Le 1er juin 2018, IX s’est présentée sur son lieu de travail en portant un foulard islamique. Ayant refusé d’enlever ce foulard, elle a été provisoirement suspendue par la directrice de l’établissement. Le 4 juin 2018, IX s’est à nouveau présentée sur son lieu de travail vêtue d’un foulard islamique. Un avertissement daté du même jour lui a été remis pour avoir porté le foulard le 1er juin 2018 et elle a été invitée, au vu du principe de neutralité, à effectuer son travail sans foulard à l’avenir. IX ayant de nouveau refusé de retirer ledit foulard, elle a été renvoyée chez elle et provisoirement suspendue. Le même jour, elle a reçu un nouvel avertissement.
IX a saisi la juridiction de renvoi d’un recours en vue de voir WABE condamnée à retirer de son dossier personnel les avertissements relatifs au port du foulard islamique.
Les faits (MJ)
MJ est employée depuis l’année 2002 en tant que conseillère de vente et caissière dans l’une des filiales de MH. Depuis l’année 2014, elle porte un foulard islamique. Ne s’étant pas conformée à la demande de MH de retirer ce foulard sur son lieu de travail, elle a été affectée à un autre poste lui permettant de porter ledit foulard. Au mois de juin 2016, MH lui a, de nouveau, demandé de retirer ledit foulard. À la suite du refus de MJ de se conformer à cette demande, elle a été renvoyée chez elle.

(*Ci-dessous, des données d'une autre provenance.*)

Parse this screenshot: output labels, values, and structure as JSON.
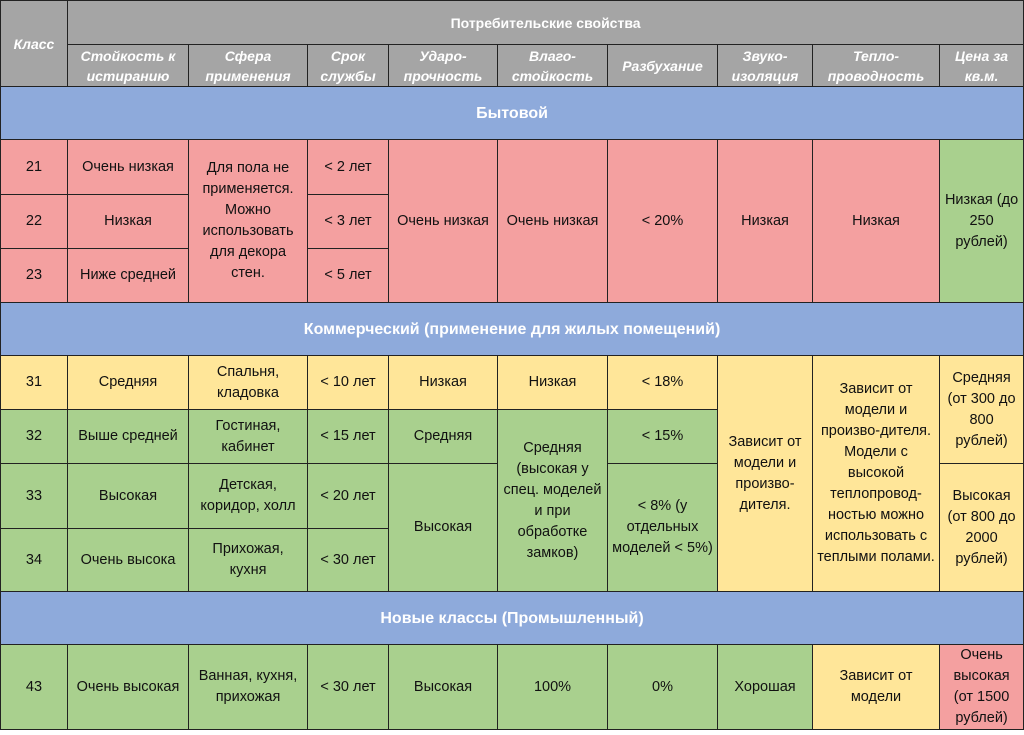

Au mois de juillet 2016, MH lui a enjoint de se présenter sur son lieu de travail sans signes ostentatoires et de grande taille d’expression d’une quelconque conviction religieuse, politique ou philosophique.

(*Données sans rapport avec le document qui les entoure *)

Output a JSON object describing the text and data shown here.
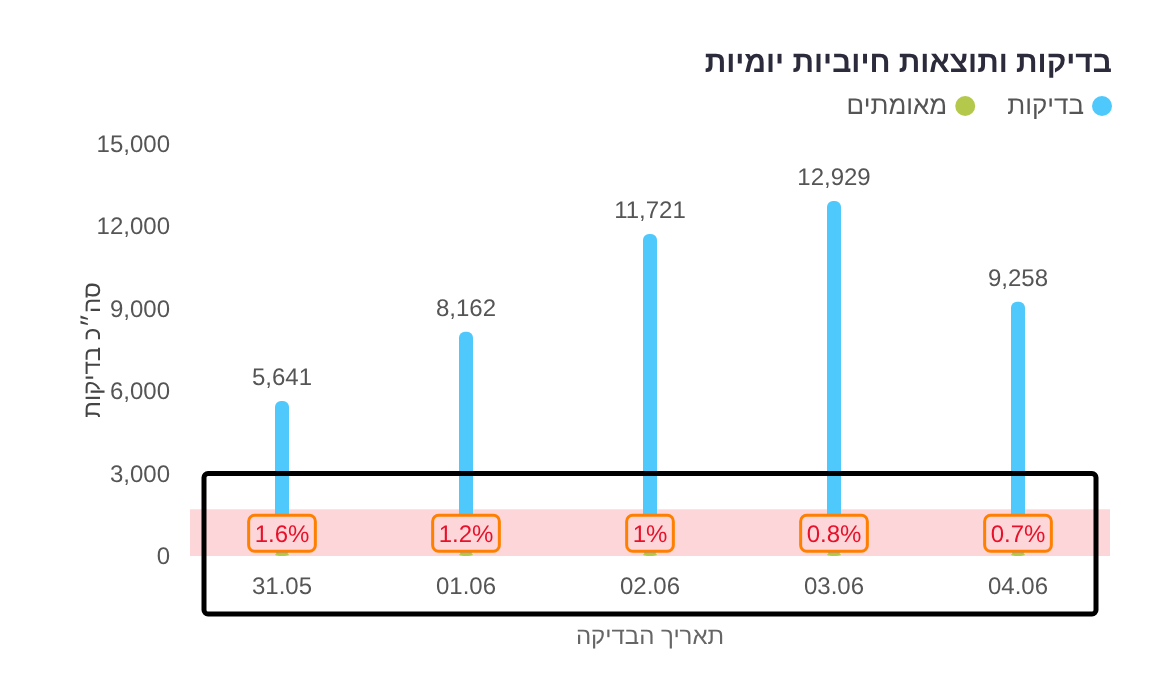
{
  "chart_data": {
    "type": "bar",
    "title": "בדיקות ותוצאות חיוביות יומיות",
    "xlabel": "תאריך הבדיקה",
    "ylabel": "סה״כ בדיקות",
    "categories": [
      "31.05",
      "01.06",
      "02.06",
      "03.06",
      "04.06"
    ],
    "series": [
      {
        "name": "בדיקות",
        "color": "#4fc8fb",
        "values": [
          5641,
          8162,
          11721,
          12929,
          9258
        ],
        "value_labels": [
          "5,641",
          "8,162",
          "11,721",
          "12,929",
          "9,258"
        ]
      },
      {
        "name": "מאומתים",
        "color": "#b4c94b",
        "values": [
          100,
          100,
          100,
          100,
          100
        ]
      }
    ],
    "annotations": [
      {
        "text": "1.6%",
        "x": "31.05",
        "y": 100
      },
      {
        "text": "1.2%",
        "x": "01.06",
        "y": 100
      },
      {
        "text": "1%",
        "x": "02.06",
        "y": 100
      },
      {
        "text": "0.8%",
        "x": "03.06",
        "y": 100
      },
      {
        "text": "0.7%",
        "x": "04.06",
        "y": 100
      }
    ],
    "ylim": [
      0,
      15000
    ],
    "yticks": [
      0,
      {
        "value": 3000,
        "label": "3,000"
      },
      {
        "value": 6000,
        "label": "6,000"
      },
      {
        "value": 9000,
        "label": "9,000"
      },
      {
        "value": 12000,
        "label": "12,000"
      },
      {
        "value": 15000,
        "label": "15,000"
      }
    ],
    "bands": [
      {
        "axis": "y",
        "from": 0,
        "to": 1700,
        "color": "#fcd6d8"
      }
    ],
    "legend": "top right",
    "grid": false
  }
}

MJ a introduit un recours devant les juridictions nationales visant à faire constater l’invalidité de ladite injonction et à obtenir une indemnité en réparation du préjudice subi.
Décision
L’article 1er et l’article 2, paragraphe 2, sous a), de la directive 2000/78 doivent être interprétés en ce sens qu’une règle interne d’une entreprise, interdisant aux travailleurs de porter tout signe visible de convictions politiques, philosophiques ou religieuses sur le lieu de travail, ne constitue pas, à l’égard des travailleurs qui observent certaines règles vestimentaires en application de préceptes religieux, une discrimination directe fondée sur la religion ou sur les convictions, au sens de cette directive,dès lors que cette règle est appliquée de manière générale et indifférenciée.

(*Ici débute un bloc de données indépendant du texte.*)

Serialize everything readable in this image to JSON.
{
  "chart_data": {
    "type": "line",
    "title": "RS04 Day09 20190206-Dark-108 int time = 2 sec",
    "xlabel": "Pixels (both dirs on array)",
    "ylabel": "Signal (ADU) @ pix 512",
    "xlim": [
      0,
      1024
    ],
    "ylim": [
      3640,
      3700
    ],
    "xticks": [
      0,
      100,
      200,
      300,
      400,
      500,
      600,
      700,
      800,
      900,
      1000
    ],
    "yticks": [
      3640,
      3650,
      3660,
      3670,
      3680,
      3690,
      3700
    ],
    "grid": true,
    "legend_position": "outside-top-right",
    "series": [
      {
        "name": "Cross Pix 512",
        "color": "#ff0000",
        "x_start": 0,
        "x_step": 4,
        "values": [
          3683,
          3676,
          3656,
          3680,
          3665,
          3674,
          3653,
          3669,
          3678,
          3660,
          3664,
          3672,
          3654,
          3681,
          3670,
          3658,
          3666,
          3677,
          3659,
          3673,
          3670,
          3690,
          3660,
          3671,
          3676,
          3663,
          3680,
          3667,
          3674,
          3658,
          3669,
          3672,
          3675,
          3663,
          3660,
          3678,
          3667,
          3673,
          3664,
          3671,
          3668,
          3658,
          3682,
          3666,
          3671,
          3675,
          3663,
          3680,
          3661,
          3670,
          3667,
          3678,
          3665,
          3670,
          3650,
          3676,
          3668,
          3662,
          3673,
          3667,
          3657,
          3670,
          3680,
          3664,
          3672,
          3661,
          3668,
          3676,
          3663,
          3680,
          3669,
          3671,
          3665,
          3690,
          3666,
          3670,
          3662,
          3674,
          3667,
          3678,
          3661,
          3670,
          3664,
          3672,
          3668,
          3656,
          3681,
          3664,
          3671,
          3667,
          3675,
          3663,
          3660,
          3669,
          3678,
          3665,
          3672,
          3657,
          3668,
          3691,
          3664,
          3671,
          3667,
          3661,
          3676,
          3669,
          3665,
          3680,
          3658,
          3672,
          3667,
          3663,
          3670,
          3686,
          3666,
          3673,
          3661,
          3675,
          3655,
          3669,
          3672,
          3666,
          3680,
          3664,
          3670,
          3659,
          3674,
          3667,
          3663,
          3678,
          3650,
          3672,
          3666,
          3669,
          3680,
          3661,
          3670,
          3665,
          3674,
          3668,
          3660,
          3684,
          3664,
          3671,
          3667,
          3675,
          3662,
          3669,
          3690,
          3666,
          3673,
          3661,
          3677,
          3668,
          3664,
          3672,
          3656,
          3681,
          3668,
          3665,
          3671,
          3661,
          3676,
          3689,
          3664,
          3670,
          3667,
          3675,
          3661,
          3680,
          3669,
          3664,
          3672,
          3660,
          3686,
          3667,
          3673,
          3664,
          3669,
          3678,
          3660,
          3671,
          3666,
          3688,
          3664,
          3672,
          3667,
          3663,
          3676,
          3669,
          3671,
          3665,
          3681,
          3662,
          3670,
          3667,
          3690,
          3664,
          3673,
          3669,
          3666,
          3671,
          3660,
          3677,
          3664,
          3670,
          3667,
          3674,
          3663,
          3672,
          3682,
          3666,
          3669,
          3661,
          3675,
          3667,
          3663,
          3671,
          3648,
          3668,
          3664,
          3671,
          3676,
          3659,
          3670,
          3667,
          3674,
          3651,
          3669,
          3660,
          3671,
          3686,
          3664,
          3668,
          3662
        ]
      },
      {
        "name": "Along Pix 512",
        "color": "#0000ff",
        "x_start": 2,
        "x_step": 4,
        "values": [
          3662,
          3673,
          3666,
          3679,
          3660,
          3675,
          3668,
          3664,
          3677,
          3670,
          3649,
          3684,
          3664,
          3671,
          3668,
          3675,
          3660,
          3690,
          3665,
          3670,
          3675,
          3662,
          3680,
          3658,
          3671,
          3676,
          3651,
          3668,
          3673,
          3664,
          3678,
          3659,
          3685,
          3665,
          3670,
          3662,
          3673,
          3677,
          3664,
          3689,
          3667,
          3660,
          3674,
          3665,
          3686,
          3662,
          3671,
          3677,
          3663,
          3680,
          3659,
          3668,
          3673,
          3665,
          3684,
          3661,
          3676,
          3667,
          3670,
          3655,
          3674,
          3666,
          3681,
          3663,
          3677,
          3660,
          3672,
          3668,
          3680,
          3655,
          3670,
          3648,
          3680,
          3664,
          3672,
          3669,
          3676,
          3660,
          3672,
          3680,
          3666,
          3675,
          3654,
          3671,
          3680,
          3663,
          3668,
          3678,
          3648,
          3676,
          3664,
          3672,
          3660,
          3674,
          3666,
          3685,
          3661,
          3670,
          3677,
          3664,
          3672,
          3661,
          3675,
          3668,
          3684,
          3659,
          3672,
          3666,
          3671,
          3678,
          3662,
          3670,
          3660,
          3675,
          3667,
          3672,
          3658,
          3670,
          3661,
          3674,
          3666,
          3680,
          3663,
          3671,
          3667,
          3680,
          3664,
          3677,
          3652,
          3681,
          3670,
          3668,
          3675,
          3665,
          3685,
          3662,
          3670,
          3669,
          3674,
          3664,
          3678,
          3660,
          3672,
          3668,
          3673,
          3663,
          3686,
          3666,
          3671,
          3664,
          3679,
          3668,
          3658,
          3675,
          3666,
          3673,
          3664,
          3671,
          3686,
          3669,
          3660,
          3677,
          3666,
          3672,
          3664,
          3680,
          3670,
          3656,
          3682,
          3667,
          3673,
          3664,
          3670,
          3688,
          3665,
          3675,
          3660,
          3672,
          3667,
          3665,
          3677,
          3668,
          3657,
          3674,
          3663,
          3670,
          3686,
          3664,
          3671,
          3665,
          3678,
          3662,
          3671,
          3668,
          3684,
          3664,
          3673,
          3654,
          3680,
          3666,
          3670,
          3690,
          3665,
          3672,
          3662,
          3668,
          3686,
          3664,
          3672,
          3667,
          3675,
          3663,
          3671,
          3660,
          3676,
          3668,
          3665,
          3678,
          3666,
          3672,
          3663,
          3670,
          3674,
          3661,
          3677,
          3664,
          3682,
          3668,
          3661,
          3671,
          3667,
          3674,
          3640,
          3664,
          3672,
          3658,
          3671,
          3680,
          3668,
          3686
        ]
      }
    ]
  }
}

L’article 2, paragraphe 2, sous b), de la directive 2000/78 doit être interprété en ce sens qu’une différence de traitement indirectement fondée sur la religion ou les convictions, découlant d’une règle interne d’une entreprise interdisant aux travailleurs de porter tout signe visible de convictions politiques, philosophiques ou religieuses sur le lieu de travail, est susceptible d’être justifiée par la volonté de l’employeur de poursuivre une politique de neutralité politique, philosophique et religieuse à l’égard des clients ou des usagers, pour autant,
- en premier lieu, que cette politique réponde à un besoin véritable de cet employeur, qu’il incombe à ce dernier d’établir en prenant notamment en considération les attentes légitimes desdits clients ou usagers ainsi que les conséquences défavorables que cet employeur subirait en l’absence d’une telle politique, compte tenu de la nature de ses activités ou du contexte dans lequel celles-ci s’inscrivent,
- en deuxième lieu, que cette différence de traitement soit apte à assurer la bonne application de cette politique de neutralité, ce qui suppose que cette politique soit suivie de manière cohérente et systématique, et,
- en troisième lieu, que cette interdiction soit limitée au strict nécessaire au regard de l’ampleur et de la gravité réelles des conséquences défavorables que l’employeur cherche à éviter par une telle interdiction.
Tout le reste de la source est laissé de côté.